Solange Salandy, founder of SIO FIT epitomises the motto of her health and fitness enterprise—Strong Inside Out.
She exudes graceful strength and poise, from her dreadlock tresses down to her sculpted feet. Her Coppertone skin radiates good health and your gaze eventually turns to her impressive biceps. The strength in Salandy's taut physique is evident, she has functioning feminine muscle not just for aesthetics, coupled with incredible mobility and agility and she is poised to take fitness to another level.
After spending more than half her life living in the US, the ACE-certified personal trainer is back home to share her knowledge using her fitness background, studies in nutrition and stress-relieving techniques learned from her travels in Asia to promote a healthier lifestyle in her country as lifestyle diseases such as heart disease, obesity and diabetes are on the rise.
With the Carnival season in full swing and crunch time for some people in the gym, with less than four weeks to be ready for the road in their Carnival costumes, Salandy's services are in peak demand for group training and personal one-on-one training.
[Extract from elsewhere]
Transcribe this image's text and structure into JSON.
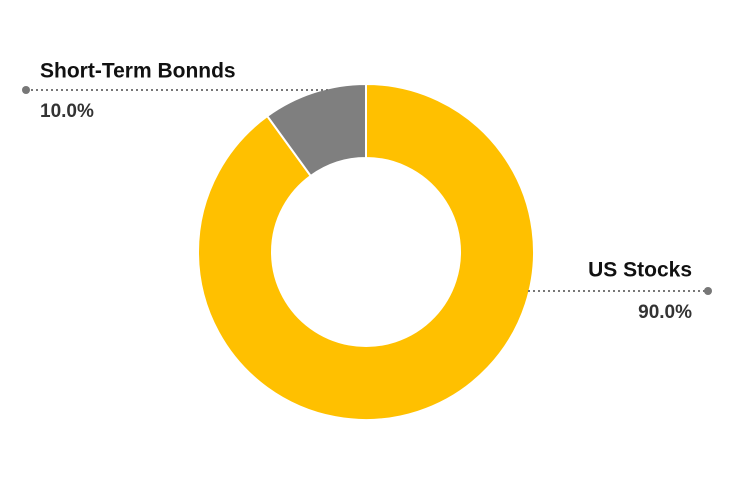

She has a Carnival boot camp every Wednesday at Bush Mountain—Cascadia Hotel St Ann's, classes at a gym in Chaguanas and several personal clients in Maraval building their bodies from the inside out.
Salandy, 35, said she caters for a more senior clientele as well—her first four clients in Trinidad were women, the youngest was 55 and the oldest was 62.
She said all had issues that came with advancing age; wear and tear on the knees, shoulders, lower back and wrists.
Salandy said there was one young man in his late 20s who also had all these conditions, but they were weight and lifestyle-related. She can also tutor children.
Speaking to Guardian Media at Coblentz Gardens, St Ann's, Salandy said "There is a misconception that the gym and exercise are what's going to give you the physique that you are looking for to hit the road.
"In the industry, this is actually quite well known and popular that the formula is 80 per cent diet and 20 per cent exercise. Think about it as a cake; diet is the cake, exercise is the icing on the cake, exercise is putting the finishing touches on it.
"Tony Cefali, my trainer is the person who sparked my passion for the health/fitness industry. Together we had gone further to develop training plans you do not see every day in the gym.
"Our clients typically come to us for increased agility, speed, mobility and flexibility like an athlete. To look like an athlete you have to train like an athlete, so we don't use machines in gyms."
The former head of Digital at McCann Port-of-Spain said their method was unconventional and incorporated some military training, it entailed lots of battle ropes, dragging and pulling actions, tyre exercises, bear crawls, core activation, athletic movement, increasing speed and agility and pushing past your comfort zone.
Salandy said in 1998 when she was 14 years old, she moved with her two sisters and mother to New York.
She said her mother passed in 2001 and that was when she fell into depression for six months and she used fitness and dance class to bring her out of it gradually.
Salandy said the Eastern stress-relieving techniques component was added after her spiritual journey to Thailand, Cambodia, Vietnam, Bali, India, Sri Lanka in 2018 and 2019, she spent two weeks volunteering with monks in Chang Mai, Thailand.
She said she also studied yoga and a breathing technique for relieving stress called Breath Works while in Rajasthan, India and will return for advanced Yoga studies/practice.
Salandy said many trainers neglected training the core and concentrated more on the traditional type of strength training and the "showy" muscles such as the chest and arms for men and legs, glutes and abs for women, often using momentum to lift too heavy weights setting them up for injury.
She said she worked with her clients to unlearn any "bad habits" and rebuild from the inside out, assessing what their imbalances and weaknesses were to start their tailor-made programme.
Salandy said she liked the core to the Trojan wall, the spine was the king, the soldiers were the person's core and team that needed to be strengthened and trained to protect the king.
She said many people had back injuries because their core was not conditioned and they experienced lots of pain.
Salandy said her training programmes pushed her clients mentally asking them to dig deeper to understand the discipline and grit necessary.
She said she can get them to their fitness goal, but they must exhibit and be willing to put out the work because the results were worth it.
Salandy said the desire to change must be greater than the desire to stay the same.